Bir insanın kalbine silahla ateş edip sonra özür dilemeniz hiçbir anlam ifade etmez, çünkü karşıdaki kişi kurtulamaz ve ölür. Kelimelerde böyle; bir insanın ne hissedeceğini umursamdan kelimelerinizi silahla ateşlerseniz ettiğiniz özürün bir anlamı kalmaz çünkü karşı taraf çoktan ölmüştür ve sizin özürünüz sadece sessizce boşlukta sallanır. Hiçbir işe yaramaz. Belki sadece vicdanınız rahatlar, ben ondan özür diledim benim suçum yok diyebilirsini ama bu sadece kendinizi kandırmaktır, çünkü sizde ettiğiniz sözlerle katil olduğunuzu bilirsiniz ama birinin ölümünün yükünü sırtınıza almak istemezsiniz, ağır gelir. Ezilir kalırsınız o ölü cesedin altında, ölü ruhun altında kalıverir elinde özür dışında bir şey olmayan vicdanınız.

Hava güzeldi, serin bir ağacın altında oturmuştum ve önümdeki kitaba sadece bakıyordum, okuyup not almam gerekiyordu ama hiç bunu yapasım yoktu. Anonim bir hesaptan bana yazan blackvant isimli kişi kimse eğer aklımı çok pis kurcalıyordu. Başlarda bana çok kaba davranmıştı, ciddi manada çok kabaydı, sonrasında özür dilemiş ve iyi olmaya çalışmıştı, arkadaş olmaya çalışıyordu ama ilk baştaki konuşması aklıma geldikçe ona karşı iyi olmak asla içimden gelmiyordu. Dışardan insanlar için hep soğuk gözüküyordum ve pek sevilmezdim ama kimse bana o şekilde laflar etmemişti ve söyledikleri kalbimi kırmıştı, evet onu tanımıyordum ama tanımama gerek yoktu çünkü dediğim gibi; bazen sahibi değil kelimelerin ta kendisi can yakardı ve onun kelimeleri canımı çok yakmıştı.

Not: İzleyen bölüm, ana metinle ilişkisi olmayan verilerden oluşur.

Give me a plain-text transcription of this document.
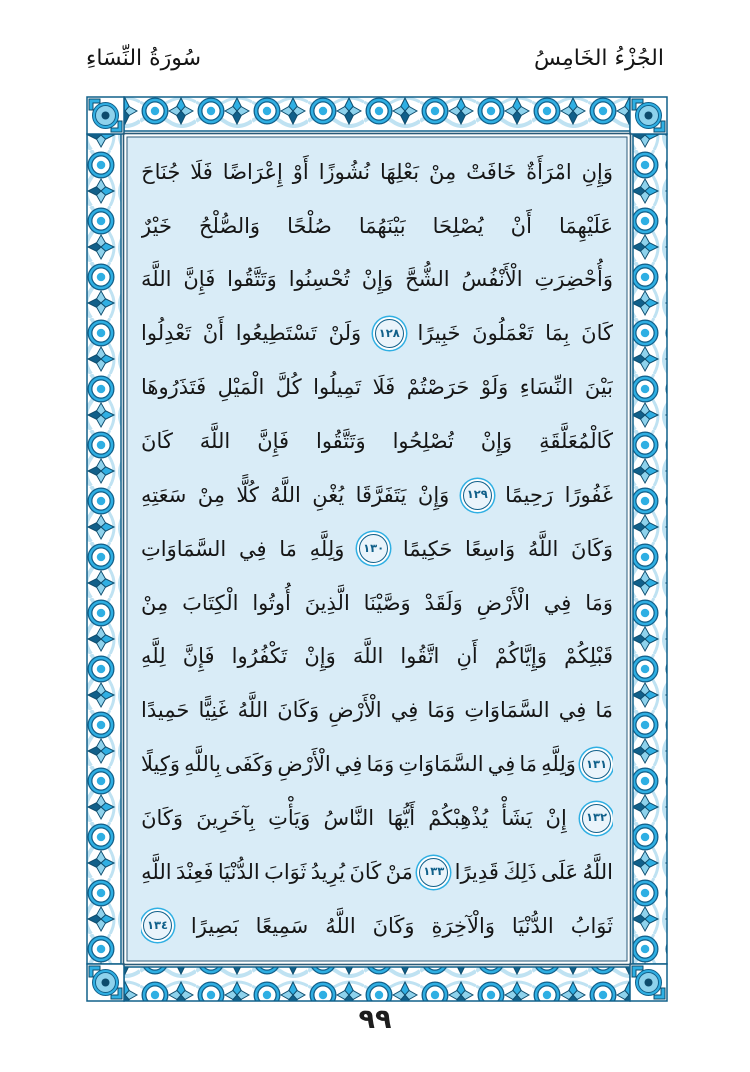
الجُزْءُ الخَامِسُ
سُورَةُ النِّسَاءِ
وَإِنِ
امْرَأَةٌ
خَافَتْ
مِنْ
بَعْلِهَا
نُشُوزًا
أَوْ
إِعْرَاضًا
فَلَا
جُنَاحَ
عَلَيْهِمَا
أَنْ
يُصْلِحَا
بَيْنَهُمَا
صُلْحًا
وَالصُّلْحُ
خَيْرٌ
وَأُحْضِرَتِ
الْأَنْفُسُ
الشُّحَّ
وَإِنْ
تُحْسِنُوا
وَتَتَّقُوا
فَإِنَّ
اللَّهَ
كَانَ
بِمَا
تَعْمَلُونَ
خَبِيرًا
١٢٨
وَلَنْ
تَسْتَطِيعُوا
أَنْ
تَعْدِلُوا
بَيْنَ
النِّسَاءِ
وَلَوْ
حَرَصْتُمْ
فَلَا
تَمِيلُوا
كُلَّ
الْمَيْلِ
فَتَذَرُوهَا
كَالْمُعَلَّقَةِ
وَإِنْ
تُصْلِحُوا
وَتَتَّقُوا
فَإِنَّ
اللَّهَ
كَانَ
غَفُورًا
رَحِيمًا
١٢٩
وَإِنْ
يَتَفَرَّقَا
يُغْنِ
اللَّهُ
كُلًّا
مِنْ
سَعَتِهِ
وَكَانَ
اللَّهُ
وَاسِعًا
حَكِيمًا
١٣٠
وَلِلَّهِ
مَا
فِي
السَّمَاوَاتِ
وَمَا
فِي
الْأَرْضِ
وَلَقَدْ
وَصَّيْنَا
الَّذِينَ
أُوتُوا
الْكِتَابَ
مِنْ
قَبْلِكُمْ
وَإِيَّاكُمْ
أَنِ
اتَّقُوا
اللَّهَ
وَإِنْ
تَكْفُرُوا
فَإِنَّ
لِلَّهِ
مَا
فِي
السَّمَاوَاتِ
وَمَا
فِي
الْأَرْضِ
وَكَانَ
اللَّهُ
غَنِيًّا
حَمِيدًا
١٣١
وَلِلَّهِ
مَا
فِي
السَّمَاوَاتِ
وَمَا
فِي
الْأَرْضِ
وَكَفَى
بِاللَّهِ
وَكِيلًا
١٣٢
إِنْ
يَشَأْ
يُذْهِبْكُمْ
أَيُّهَا
النَّاسُ
وَيَأْتِ
بِآخَرِينَ
وَكَانَ
اللَّهُ
عَلَى
ذَلِكَ
قَدِيرًا
١٣٣
مَنْ
كَانَ
يُرِيدُ
ثَوَابَ
الدُّنْيَا
فَعِنْدَ
اللَّهِ
ثَوَابُ
الدُّنْيَا
وَالْآخِرَةِ
وَكَانَ
اللَّهُ
سَمِيعًا
بَصِيرًا
١٣٤
٩٩
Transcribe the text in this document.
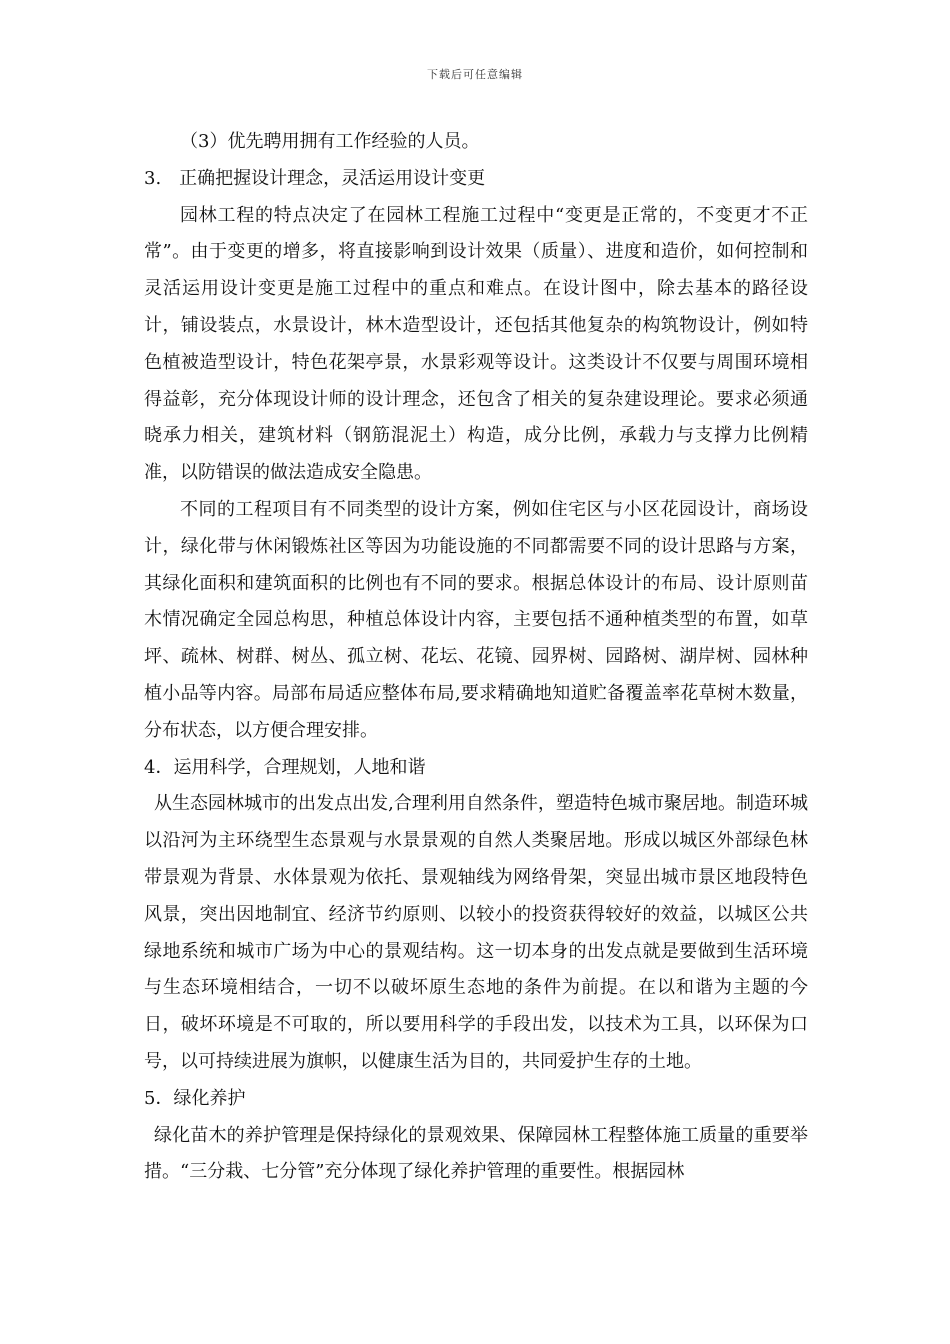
下载后可任意编辑

（3）优先聘用拥有工作经验的人员。

3.　正确把握设计理念，灵活运用设计变更

园林工程的特点决定了在园林工程施工过程中“变更是正常的，不变更才不正常”。由于变更的增多，将直接影响到设计效果（质量）、进度和造价，如何控制和灵活运用设计变更是施工过程中的重点和难点。在设计图中，除去基本的路径设计，铺设装点，水景设计，林木造型设计，还包括其他复杂的构筑物设计，例如特色植被造型设计，特色花架亭景，水景彩观等设计。这类设计不仅要与周围环境相得益彰，充分体现设计师的设计理念，还包含了相关的复杂建设理论。要求必须通晓承力相关，建筑材料（钢筋混泥土）构造，成分比例，承载力与支撑力比例精准，以防错误的做法造成安全隐患。

不同的工程项目有不同类型的设计方案，例如住宅区与小区花园设计，商场设计，绿化带与休闲锻炼社区等因为功能设施的不同都需要不同的设计思路与方案，其绿化面积和建筑面积的比例也有不同的要求。根据总体设计的布局、设计原则苗木情况确定全园总构思，种植总体设计内容，主要包括不通种植类型的布置，如草坪、疏林、树群、树丛、孤立树、花坛、花镜、园界树、园路树、湖岸树、园林种植小品等内容。局部布局适应整体布局,要求精确地知道贮备覆盖率花草树木数量，分布状态，以方便合理安排。

4．运用科学，合理规划，人地和谐

从生态园林城市的出发点出发,合理利用自然条件，塑造特色城市聚居地。制造环城以沿河为主环绕型生态景观与水景景观的自然人类聚居地。形成以城区外部绿色林带景观为背景、水体景观为依托、景观轴线为网络骨架，突显出城市景区地段特色风景，突出因地制宜、经济节约原则、以较小的投资获得较好的效益，以城区公共绿地系统和城市广场为中心的景观结构。这一切本身的出发点就是要做到生活环境与生态环境相结合，一切不以破坏原生态地的条件为前提。在以和谐为主题的今日，破坏环境是不可取的，所以要用科学的手段出发，以技术为工具，以环保为口号，以可持续进展为旗帜，以健康生活为目的，共同爱护生存的土地。

5．绿化养护

绿化苗木的养护管理是保持绿化的景观效果、保障园林工程整体施工质量的重要举措。“三分栽、七分管”充分体现了绿化养护管理的重要性。根据园林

"Fazladan kahvem var ama içebileceğim kimse yok, eşlik edebilir miyim?" Elinde iki kahve ile kare gülümsemesiyle bana şirin bir bakış atan Taehyung'a gülümseyerek oturmasını işaret ettim. Uzattığı kahveyi elime alarak bir yudum içtiğimde sevdiğim kahvelerden biri olması mutlu etmişti. "Arkadaşların nerde? Yada şöyle diyim 'sizin tayfa' nerede?"

Omuz silkti "bilmiyorum, hiçbiri dersliklerinde yoktu. Bende serin yeri kaptığını görünce iki kahve alıp koştura koştura geldim" dürüstlüğüne karşın güldüm. "Jennie nerde? Siz hep beraber olurdunuz?"

"Onun bugün dersi yok, benim sabah bir dersim vardı, birde bir saat sonra bir dersim daha var. Yani tekim bugün" dudaklarımı birbirine bastırdım, birileriyle konuşurken bazen geriliyordum ve gerildiğim zaman dudaklarımı birbirine bastırmaktan kendimi alamazdım.

"Dalgın gibisin, canını sıkan bir şey mi var?"diye sorduğunda duraksadım, canımın sıkkın olduğu o kadar belli miydi ki?

Omuz silktim "canımı sıkan biri yok, canımı sıkan bir sürü kişi var ama sadece biri her gün beni rahatsız ediyor, sözleriyle" bir şey demedi, sanki söylediklerimi çözmeye çalışıyor gibiydi. "Sence ben nasıl biriyim Taehyung?"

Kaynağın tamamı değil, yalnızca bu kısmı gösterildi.